Unique Id Generation in a Distributed System
Requirements:
- Id's MUST be unique and numeric.
- Id's should fit into 64-bit.
- They should be allocated such that they are sorted over time.
- Ability to Generate 10,000 id's per second.
Various Options
1. Multi-Master Replication
Uses the db's auto-increment feature, for distributed systems, if there are k different db-instance, we increment the id by k rather than 1.
- Drawbacks
- Hard to scale with more datacenters.
- Hard to scale when a db-server is added or removed.
- The algorithm does not guarantee that IDs are generated in chronological order. For example, consider multiple ID generation requests R1, R2, and R3 arriving at Server S1, which allocates IDs 0, 2, and 4 respectively. Meanwhile, another request R′ arrives at Server S2 and is allocated ID = 1. Even though R′ is a newer request, it receives a smaller ID than R3 (ID = 4), violating the expectation that
newer requests should receive larger IDs.
Server-1: R1(id=0) --> R2(id=2) --> R3(id=4)
Server-2: R'(id=1)
2. UUID
A UUID (Universal Unique Identifier) is a 128-bit value used to uniquely identify an object or entity on the internet. UUIDs are generated using an algorithm based on a timestamp and other factors, such as the network MAC address etc.
- Pro
- Easy to implement and no cordination required between various servers.
- Easy to Scale
- Cons
- Id's generated are 128-bit not 64-bit.
- Id's use hexadecimal chars rather than all numeric.
- Id's do not go up with time.
3. Ticket Server
Ticket Server is like a centralized auto-incrementor.
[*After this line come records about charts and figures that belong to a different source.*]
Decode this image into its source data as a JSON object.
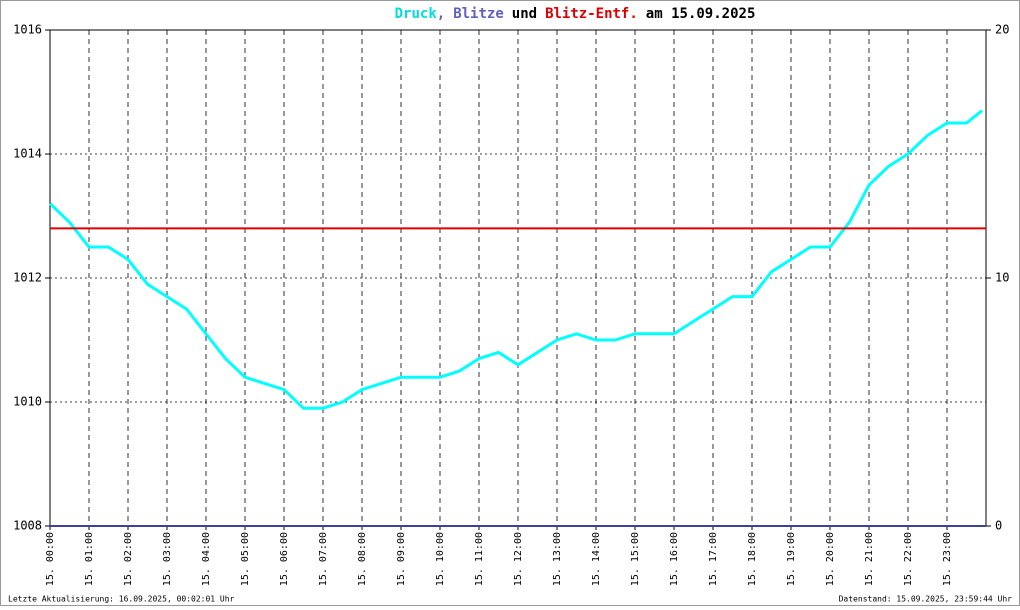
{
  "chart_data": {
    "type": "line",
    "title_joins": [
      ",",
      "und",
      "am 15.09.2025"
    ],
    "footer_left": "Letzte Aktualisierung: 16.09.2025, 00:02:01 Uhr",
    "footer_right": "Datenstand: 15.09.2025, 23:59:44 Uhr",
    "xlim": [
      0,
      24
    ],
    "xticks": [
      {
        "value": 0,
        "label": "15. 00:00"
      },
      {
        "value": 1,
        "label": "15. 01:00"
      },
      {
        "value": 2,
        "label": "15. 02:00"
      },
      {
        "value": 3,
        "label": "15. 03:00"
      },
      {
        "value": 4,
        "label": "15. 04:00"
      },
      {
        "value": 5,
        "label": "15. 05:00"
      },
      {
        "value": 6,
        "label": "15. 06:00"
      },
      {
        "value": 7,
        "label": "15. 07:00"
      },
      {
        "value": 8,
        "label": "15. 08:00"
      },
      {
        "value": 9,
        "label": "15. 09:00"
      },
      {
        "value": 10,
        "label": "15. 10:00"
      },
      {
        "value": 11,
        "label": "15. 11:00"
      },
      {
        "value": 12,
        "label": "15. 12:00"
      },
      {
        "value": 13,
        "label": "15. 13:00"
      },
      {
        "value": 14,
        "label": "15. 14:00"
      },
      {
        "value": 15,
        "label": "15. 15:00"
      },
      {
        "value": 16,
        "label": "15. 16:00"
      },
      {
        "value": 17,
        "label": "15. 17:00"
      },
      {
        "value": 18,
        "label": "15. 18:00"
      },
      {
        "value": 19,
        "label": "15. 19:00"
      },
      {
        "value": 20,
        "label": "15. 20:00"
      },
      {
        "value": 21,
        "label": "15. 21:00"
      },
      {
        "value": 22,
        "label": "15. 22:00"
      },
      {
        "value": 23,
        "label": "15. 23:00"
      }
    ],
    "ylim": [
      1008,
      1016
    ],
    "yticks": [
      1008,
      1010,
      1012,
      1014,
      1016
    ],
    "y2lim": [
      0,
      20
    ],
    "y2ticks": [
      0,
      10,
      20
    ],
    "y2tick_colors": [
      "#000000",
      "#cc0000",
      "#000000"
    ],
    "grid": true,
    "series": [
      {
        "name": "Druck",
        "color": "#00ffff",
        "x": [
          0,
          0.5,
          1,
          1.5,
          2,
          2.5,
          3,
          3.5,
          4,
          4.5,
          5,
          5.5,
          6,
          6.5,
          7,
          7.5,
          8,
          8.5,
          9,
          9.5,
          10,
          10.5,
          11,
          11.5,
          12,
          12.5,
          13,
          13.5,
          14,
          14.5,
          15,
          15.5,
          16,
          16.5,
          17,
          17.5,
          18,
          18.5,
          19,
          19.5,
          20,
          20.5,
          21,
          21.5,
          22,
          22.5,
          23,
          23.5,
          23.9
        ],
        "values": [
          1013.2,
          1012.9,
          1012.5,
          1012.5,
          1012.3,
          1011.9,
          1011.7,
          1011.5,
          1011.1,
          1010.7,
          1010.4,
          1010.3,
          1010.2,
          1009.9,
          1009.9,
          1010.0,
          1010.2,
          1010.3,
          1010.4,
          1010.4,
          1010.4,
          1010.5,
          1010.7,
          1010.8,
          1010.6,
          1010.8,
          1011.0,
          1011.1,
          1011.0,
          1011.0,
          1011.1,
          1011.1,
          1011.1,
          1011.3,
          1011.5,
          1011.7,
          1011.7,
          1012.1,
          1012.3,
          1012.5,
          1012.5,
          1012.9,
          1013.5,
          1013.8,
          1014.0,
          1014.3,
          1014.5,
          1014.5,
          1014.7
        ]
      },
      {
        "name": "Blitze",
        "color": "#4040a0",
        "title_color": "#6060c0",
        "axis": "y2",
        "x": [
          0,
          24
        ],
        "values": [
          0,
          0
        ]
      },
      {
        "name": "Blitz-Entf.",
        "color": "#dd0000",
        "axis": "y2",
        "x": [
          0,
          24
        ],
        "values": [
          12,
          12
        ]
      }
    ]
  }
}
All servers requests the ticket-server to get an id.
- Pro
- Maintains Synchronization
- Con
- Single-Point-of-Failure
4. Twitter Snowflake Approach
The Way of Thinking:
- Id must be sorted over time, therefore, it signals
Id MUST contain some information about the timestamp. 10,000 id's per secondsignals that there could exists cases where two or more id's are generated over same millisecond.- The Collision in Step-2 can occur within a mulitple-server as well as within multiple-datacenters.
We say, Divide the 64-bits as follows
| 1-bit | 41-bit | 5-bit | 5-bit | 12-bits |
|---|---|---|---|---|
| Future use | Timestamp | Datacenter-id | Machine_id | Sequence Number |
- Adding 41-bit timestamp, makes sure id's are chronologically sorted.
- Datacenter-id and Machine-id are unique for each datacenter and machine within datacenter, avoiding collisions mentioned above in point-3
- Sequence-id is incremented for each id-generated within the same millisecond, after every millisecond, it resets back to 0.
Id-Generation Support:
41-bit Timestamp with millisecond accuracy = 2^41/ 1000/ 60/ 60/ 24/ 365 = 69.7 years.
Support 2^5 (32) datacenters and 32 machines per each datacenters.
12-bit sequence number support 2^12 = 4096 id generation each millisecond.
In Summary, At its best, our machine can support = 4096 * 32 * 32 * 1000 = 4.1 billion unique-ids generation each second for atmax 69.7 years.